Hi, Nick and all core devs who are interested in this PEP.
I'm reviewing PEP 538 and I want to accept it in this month. It will reduces much UnicodeError pains which server-side OPs facing. Thank you Nick for working on this PEP.
If you have something worrying about this PEP, please post a comment soon. If you don't have enough time to read entire this PEP, feel free to ask a question about you're worrying.
Here is my comments:
Relationship with other PEPs
This PEP shares a common problem statement with PEP 540 (improving Python 3's behaviour in the default C locale), but diverges markedly in the proposed solution:
- PEP 540 proposes to entirely decouple CPython's default text encoding from the C locale system in that case, allowing text handling inconsistencies to arise between CPython and other locale-aware components running in the same process and in subprocesses. This approach aims to make CPython behave less like a locale-aware application, and more like locale-independent language runtimes like the JVM, .NET CLR, Go, Node.js, and Rust
Every instance of the Java virtual machine has a default charset, which may or may not be one of the standard charsets. The default charset is determined during virtual-machine startup and typically depends upon the locale and charset being used by the underlying operating system.

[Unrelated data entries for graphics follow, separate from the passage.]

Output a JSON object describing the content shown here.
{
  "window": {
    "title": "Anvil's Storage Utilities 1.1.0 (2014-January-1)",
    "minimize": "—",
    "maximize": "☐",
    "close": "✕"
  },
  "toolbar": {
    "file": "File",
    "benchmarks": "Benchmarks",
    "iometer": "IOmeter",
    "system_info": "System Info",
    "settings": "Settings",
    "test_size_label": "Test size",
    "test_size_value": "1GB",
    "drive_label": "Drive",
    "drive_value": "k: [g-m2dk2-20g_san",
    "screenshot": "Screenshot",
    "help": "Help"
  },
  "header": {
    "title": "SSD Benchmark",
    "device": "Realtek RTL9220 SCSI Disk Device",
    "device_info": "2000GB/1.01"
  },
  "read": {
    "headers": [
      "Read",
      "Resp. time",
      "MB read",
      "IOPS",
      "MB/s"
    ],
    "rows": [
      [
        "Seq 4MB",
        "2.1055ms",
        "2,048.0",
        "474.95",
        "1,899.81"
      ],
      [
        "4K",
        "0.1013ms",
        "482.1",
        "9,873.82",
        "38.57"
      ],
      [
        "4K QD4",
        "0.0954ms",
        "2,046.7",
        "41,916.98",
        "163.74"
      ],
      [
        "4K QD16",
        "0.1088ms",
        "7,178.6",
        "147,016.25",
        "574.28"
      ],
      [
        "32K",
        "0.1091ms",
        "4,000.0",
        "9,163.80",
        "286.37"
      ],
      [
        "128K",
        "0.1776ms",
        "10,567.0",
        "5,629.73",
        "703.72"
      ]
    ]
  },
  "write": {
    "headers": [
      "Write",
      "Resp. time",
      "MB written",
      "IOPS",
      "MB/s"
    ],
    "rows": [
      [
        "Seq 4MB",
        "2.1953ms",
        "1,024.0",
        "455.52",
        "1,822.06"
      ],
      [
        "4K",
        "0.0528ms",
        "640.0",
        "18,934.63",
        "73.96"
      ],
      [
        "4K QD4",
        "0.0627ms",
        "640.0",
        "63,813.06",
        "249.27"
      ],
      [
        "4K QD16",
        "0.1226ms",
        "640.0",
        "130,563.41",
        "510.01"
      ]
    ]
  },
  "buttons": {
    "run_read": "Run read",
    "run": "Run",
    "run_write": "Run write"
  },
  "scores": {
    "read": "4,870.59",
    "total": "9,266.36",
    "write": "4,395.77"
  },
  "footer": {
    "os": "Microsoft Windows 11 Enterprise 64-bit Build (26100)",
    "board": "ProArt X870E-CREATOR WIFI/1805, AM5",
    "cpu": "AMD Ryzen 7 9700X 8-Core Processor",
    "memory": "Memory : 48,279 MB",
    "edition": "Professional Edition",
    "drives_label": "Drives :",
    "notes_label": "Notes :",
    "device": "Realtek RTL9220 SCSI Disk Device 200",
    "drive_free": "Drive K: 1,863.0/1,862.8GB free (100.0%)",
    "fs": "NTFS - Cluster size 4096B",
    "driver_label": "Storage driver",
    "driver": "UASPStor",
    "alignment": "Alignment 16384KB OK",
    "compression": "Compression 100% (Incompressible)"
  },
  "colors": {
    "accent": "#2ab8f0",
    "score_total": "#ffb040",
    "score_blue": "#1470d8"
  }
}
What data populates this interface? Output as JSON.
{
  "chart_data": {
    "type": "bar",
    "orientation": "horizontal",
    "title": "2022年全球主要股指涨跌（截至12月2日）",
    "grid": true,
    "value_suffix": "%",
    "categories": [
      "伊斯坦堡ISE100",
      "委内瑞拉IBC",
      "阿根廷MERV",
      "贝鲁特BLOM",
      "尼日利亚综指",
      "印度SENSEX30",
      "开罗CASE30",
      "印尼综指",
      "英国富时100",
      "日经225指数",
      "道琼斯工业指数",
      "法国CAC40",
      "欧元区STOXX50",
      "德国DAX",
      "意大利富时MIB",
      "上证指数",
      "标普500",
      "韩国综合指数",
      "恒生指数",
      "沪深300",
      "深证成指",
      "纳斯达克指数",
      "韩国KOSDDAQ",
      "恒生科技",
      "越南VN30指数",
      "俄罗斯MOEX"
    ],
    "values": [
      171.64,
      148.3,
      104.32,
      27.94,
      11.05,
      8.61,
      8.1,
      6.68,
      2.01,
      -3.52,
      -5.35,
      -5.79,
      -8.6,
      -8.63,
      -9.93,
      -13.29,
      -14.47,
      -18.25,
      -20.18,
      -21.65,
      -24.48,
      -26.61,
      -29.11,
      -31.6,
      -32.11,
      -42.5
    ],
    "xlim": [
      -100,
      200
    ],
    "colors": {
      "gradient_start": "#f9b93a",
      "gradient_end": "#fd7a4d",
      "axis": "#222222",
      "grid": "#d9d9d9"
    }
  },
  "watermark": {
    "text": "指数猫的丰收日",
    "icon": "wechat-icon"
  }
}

I don't know about .NET runtime on Unix much. (mono and .NET Core). "Go, Node.js and Rust" seems enough examples.
New build-time configuration options
While both of the above behaviours would be enabled by default, they would also have new associated configuration options and preprocessor definitions for the benefit of redistributors that want to override those default settings.
The locale coercion behaviour would be controlled by the flag ``--with[out]-c-locale-coercion``, which would set the ``PY_COERCE_C_LOCALE`` preprocessor definition.
The locale warning behaviour would be controlled by the flag ``--with[out]-c-locale-warning``, which would set the ``PY_WARN_ON_C_LOCALE`` preprocessor definition.
"locale warning" means warning printed when C locale is used, am I right?
As my understanding, "locale warning" is shown in these cases (all cases implies under C locale and PYTHONUTF8 is not enabled).
a. C locale is used and locale coercion is disabled by ``--without-c-locale-coercion`` configure option. b. locale coercion is failed since there is none of C.UTF-8, C.utf8, nor UTF-8 locale. c. Python is embedded. locale coercion can't be used in this case.
In case of (b), while warning about C locale is not shown, warning about coercion is still shown. So when people don't want to see warning under C locale and there is no (C.UTF-8, C.utf8, UTF-8) locales, there are three ways:
* Set PYTHONUTF=1 (if PEP 540 is accepted) * Set PYTHONCOERCECLOCALE=0. * Use both of ``--without-c-locale-coercion`` and ``--without-c-locale-warning`` configure options.
Is my understanding right?
BTW, I prefer PEP 540 provides ``--with-utf8mode`` option which enables UTF-8 mode by default. And if it is added, there are too few use cases for ``--without-c-locale-warning``.
There are some use cases people want to use UTF-8 by default in system wide. (e.g. container, webserver in Cent OS, etc...)
On the other hand, most of C locale usage are "per application" basis, rather than "system wide." configure option is not suitable for such per application setting, off course.
But I don't propose removing the option from PEP 538. We can discuss about reducing configure options later.
On platforms where they would have no effect (e.g. Mac OS X, iOS, Android, Windows) these preprocessor variables would always be undefined.
Why ``--with[out]-c-locale-coercion`` have no effect on macOS, iOS and Android?
On Android, locale coercion fixes readline. Do you mean locale coercion happen always regardless this configuration option?
On macOS, ``LC_ALL=C python`` doesn't make Python's stdio to ``ascii:surrogateescape``? Even so, locale coercion may fix libraries like readline, curses. While C locale is less common on macOS, I don't understand any reason to disable it on macOS.
I know almost nothing about iOS, but it's similar to Android or macOS in my expectation.
Improving the handling of the C locale
locale settings for locale-aware operations. Both the JVM and the .NET CLR use UTF-16-LE as their primary encoding for passing text between applications and the underlying platform.
JVM and .NET examples are misleading again. They just use UTF-16-LE for syscall on Windows, like Python.
I don't know about them much, but I believe they don't use UTF-16 for system encoding on Linux.
Defaulting to "surrogateescape" error handling on the standard IO streams
By coercing the locale away from the legacy C default and its assumption of ASCII as the preferred text encoding, this PEP also disables the implicit use of the "surrogateescape" error handler on the standard IO streams that was introduced in Python 3.5 ([15_]), as well as the automatic use of ``surrogateescape`` when operating in PEP 540's UTF-8 mode.
I agree that this PEP shouldn't break byte transparent behavior in C locale by coercing. But I feel behavior difference between coerced C.UTF-8 locale and usual C.UTF-8 locale can be pitfall.
I read following part of the section and I agree that there is no way to solve all issue. But how about using surrogateescape handler in C.* locales like C locale? It solves Python 3.7 subprocess under Python 3.7 with coerced C.UTF-8 locale at least.
Anyway, I think https://bugs.python.org/issue15216 should be fixed in Python 3.7 too. Python applications which requires byte transparent stdio can use `set_encoding(errors="surrogateescape")` explicitly.